Subject: Re: cvs commit: src/lib/libc/db/hash hash_buf.c
To: None <dyson@freebsd.org>
From: Poul-Henning Kamp <phk@critter.tfs.com>
List: tech-userlevel
Date: 10/19/1996 09:01:32
In message <199610190626.BAA02729@dyson.iquest.net>, "John S. Dyson" writes:
>>
>> Ah, yes. I've been watching this thread with some amount of amusement, as
>> have other OpenBSD developers.
>>
>> Yes, please back it out. I would rather have OpenBSD remain the most secure
>> version of UNIX that money can't buy.
>>
>
>Additionally, that "fix" was simply the wrong thing to do, and there are
>better ways to deal with the problem.

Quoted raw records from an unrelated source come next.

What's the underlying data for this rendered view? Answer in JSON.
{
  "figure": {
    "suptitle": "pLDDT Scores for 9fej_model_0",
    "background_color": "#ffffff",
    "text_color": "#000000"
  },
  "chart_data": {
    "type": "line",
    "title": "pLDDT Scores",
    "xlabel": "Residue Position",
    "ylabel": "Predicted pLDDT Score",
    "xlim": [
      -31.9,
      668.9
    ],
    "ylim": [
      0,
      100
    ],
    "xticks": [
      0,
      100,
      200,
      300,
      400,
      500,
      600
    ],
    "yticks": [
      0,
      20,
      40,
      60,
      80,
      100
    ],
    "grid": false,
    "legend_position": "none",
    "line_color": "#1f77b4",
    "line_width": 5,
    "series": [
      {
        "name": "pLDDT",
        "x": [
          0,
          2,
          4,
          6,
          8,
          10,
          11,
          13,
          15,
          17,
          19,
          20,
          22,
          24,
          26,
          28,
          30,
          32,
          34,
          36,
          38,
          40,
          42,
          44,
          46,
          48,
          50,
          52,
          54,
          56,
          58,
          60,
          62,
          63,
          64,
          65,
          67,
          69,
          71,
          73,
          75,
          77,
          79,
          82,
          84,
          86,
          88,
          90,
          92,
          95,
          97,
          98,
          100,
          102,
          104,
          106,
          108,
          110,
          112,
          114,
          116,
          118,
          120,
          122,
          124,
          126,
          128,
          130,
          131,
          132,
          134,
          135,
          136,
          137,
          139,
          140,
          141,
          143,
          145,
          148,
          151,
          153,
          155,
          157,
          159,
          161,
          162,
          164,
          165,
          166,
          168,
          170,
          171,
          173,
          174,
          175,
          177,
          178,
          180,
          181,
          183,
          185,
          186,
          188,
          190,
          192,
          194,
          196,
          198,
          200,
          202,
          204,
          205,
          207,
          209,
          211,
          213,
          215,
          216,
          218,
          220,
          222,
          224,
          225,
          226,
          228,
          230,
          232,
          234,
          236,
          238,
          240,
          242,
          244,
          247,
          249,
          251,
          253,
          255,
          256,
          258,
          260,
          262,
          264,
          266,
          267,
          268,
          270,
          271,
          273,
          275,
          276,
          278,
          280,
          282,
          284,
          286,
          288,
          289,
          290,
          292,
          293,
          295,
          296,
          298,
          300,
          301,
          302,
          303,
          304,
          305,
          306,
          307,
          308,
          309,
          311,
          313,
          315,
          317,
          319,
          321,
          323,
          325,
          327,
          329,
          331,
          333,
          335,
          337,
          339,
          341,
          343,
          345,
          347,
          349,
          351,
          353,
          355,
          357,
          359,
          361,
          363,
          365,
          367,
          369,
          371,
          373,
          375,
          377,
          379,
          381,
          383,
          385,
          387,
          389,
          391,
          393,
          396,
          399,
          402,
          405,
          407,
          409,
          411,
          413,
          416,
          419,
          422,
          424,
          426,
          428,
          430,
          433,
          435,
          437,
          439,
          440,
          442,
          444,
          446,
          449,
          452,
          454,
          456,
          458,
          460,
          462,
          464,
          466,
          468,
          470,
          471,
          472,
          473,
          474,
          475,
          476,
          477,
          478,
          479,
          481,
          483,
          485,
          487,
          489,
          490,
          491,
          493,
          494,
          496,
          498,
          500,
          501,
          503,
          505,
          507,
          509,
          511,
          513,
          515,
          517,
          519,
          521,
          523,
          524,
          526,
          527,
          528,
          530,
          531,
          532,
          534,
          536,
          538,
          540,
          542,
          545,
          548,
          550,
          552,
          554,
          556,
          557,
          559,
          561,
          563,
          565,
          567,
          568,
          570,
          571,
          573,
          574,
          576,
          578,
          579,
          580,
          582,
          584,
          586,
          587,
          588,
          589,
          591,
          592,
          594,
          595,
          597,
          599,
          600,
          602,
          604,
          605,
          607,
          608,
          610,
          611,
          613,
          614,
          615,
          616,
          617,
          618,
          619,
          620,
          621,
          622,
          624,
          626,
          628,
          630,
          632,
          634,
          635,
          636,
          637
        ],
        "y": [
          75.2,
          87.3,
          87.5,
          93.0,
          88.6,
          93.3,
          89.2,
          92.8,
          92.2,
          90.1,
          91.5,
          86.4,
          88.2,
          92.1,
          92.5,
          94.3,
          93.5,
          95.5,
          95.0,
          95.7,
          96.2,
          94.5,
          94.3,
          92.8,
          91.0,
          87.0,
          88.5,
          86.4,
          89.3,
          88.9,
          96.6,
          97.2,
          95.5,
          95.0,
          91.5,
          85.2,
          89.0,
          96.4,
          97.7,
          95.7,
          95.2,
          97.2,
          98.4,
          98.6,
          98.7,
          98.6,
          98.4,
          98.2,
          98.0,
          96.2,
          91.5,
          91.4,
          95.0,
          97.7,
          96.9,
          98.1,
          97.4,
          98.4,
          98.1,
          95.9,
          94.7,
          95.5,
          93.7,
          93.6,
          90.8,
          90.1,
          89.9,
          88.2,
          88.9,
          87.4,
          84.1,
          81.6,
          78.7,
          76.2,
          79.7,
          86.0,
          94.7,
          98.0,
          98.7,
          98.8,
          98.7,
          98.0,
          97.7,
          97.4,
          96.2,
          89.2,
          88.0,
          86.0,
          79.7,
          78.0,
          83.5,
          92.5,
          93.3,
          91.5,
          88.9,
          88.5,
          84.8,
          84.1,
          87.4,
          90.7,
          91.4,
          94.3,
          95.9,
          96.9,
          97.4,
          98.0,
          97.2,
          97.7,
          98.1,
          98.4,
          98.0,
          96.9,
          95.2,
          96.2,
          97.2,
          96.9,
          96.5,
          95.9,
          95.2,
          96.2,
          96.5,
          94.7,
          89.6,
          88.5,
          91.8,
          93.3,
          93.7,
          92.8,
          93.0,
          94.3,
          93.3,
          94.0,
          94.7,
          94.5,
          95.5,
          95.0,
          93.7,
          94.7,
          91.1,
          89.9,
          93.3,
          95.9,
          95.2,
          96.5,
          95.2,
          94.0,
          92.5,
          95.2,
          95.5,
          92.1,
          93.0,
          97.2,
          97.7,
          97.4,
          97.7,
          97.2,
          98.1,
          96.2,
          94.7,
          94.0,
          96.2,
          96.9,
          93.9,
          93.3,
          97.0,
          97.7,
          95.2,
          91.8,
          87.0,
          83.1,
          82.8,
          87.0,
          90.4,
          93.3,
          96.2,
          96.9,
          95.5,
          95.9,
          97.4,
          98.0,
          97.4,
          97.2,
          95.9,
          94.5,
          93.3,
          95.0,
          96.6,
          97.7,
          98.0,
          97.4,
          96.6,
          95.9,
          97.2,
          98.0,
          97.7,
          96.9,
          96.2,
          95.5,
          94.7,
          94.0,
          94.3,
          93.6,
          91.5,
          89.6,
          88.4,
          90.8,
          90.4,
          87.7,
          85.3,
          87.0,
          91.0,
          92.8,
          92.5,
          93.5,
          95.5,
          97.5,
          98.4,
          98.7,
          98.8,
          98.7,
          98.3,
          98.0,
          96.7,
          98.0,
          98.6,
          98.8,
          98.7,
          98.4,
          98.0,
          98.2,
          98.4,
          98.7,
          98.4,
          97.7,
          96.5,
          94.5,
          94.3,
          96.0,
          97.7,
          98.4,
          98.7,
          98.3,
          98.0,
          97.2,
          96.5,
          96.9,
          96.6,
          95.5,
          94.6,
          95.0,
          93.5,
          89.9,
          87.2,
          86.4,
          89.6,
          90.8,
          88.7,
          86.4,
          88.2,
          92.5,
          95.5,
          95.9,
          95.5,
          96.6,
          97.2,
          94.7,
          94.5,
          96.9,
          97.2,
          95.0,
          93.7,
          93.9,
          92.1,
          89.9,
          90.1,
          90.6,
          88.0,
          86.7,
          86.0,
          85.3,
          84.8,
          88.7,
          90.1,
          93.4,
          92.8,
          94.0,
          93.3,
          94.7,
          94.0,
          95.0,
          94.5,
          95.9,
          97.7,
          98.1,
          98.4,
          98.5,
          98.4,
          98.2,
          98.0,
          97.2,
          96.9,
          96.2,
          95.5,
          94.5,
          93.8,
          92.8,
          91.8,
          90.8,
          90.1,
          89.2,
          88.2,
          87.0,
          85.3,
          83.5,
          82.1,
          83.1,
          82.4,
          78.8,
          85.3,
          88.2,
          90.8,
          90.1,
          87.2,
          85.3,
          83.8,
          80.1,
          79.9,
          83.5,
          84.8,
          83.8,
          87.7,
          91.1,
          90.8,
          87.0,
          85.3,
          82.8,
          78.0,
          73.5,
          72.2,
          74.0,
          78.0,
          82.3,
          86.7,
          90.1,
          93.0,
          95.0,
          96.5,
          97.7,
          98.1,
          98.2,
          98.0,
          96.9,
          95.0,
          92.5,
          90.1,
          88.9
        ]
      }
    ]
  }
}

If the zeroing the buffer in db
>was typical of the ways that others are "fixing" security, well... Sad... :-(
>.
"Have foot, will shoot" was what I read it as :-)
--
Poul-Henning Kamp | phk@FreeBSD.ORG FreeBSD Core-team.
http://www.freebsd.org/~phk | phk@login.dknet.dk Private mailbox.
whois: [PHK] | phk@ref.tfs.com TRW Financial Systems, Inc.
Future will arrive by its own means, progress not so.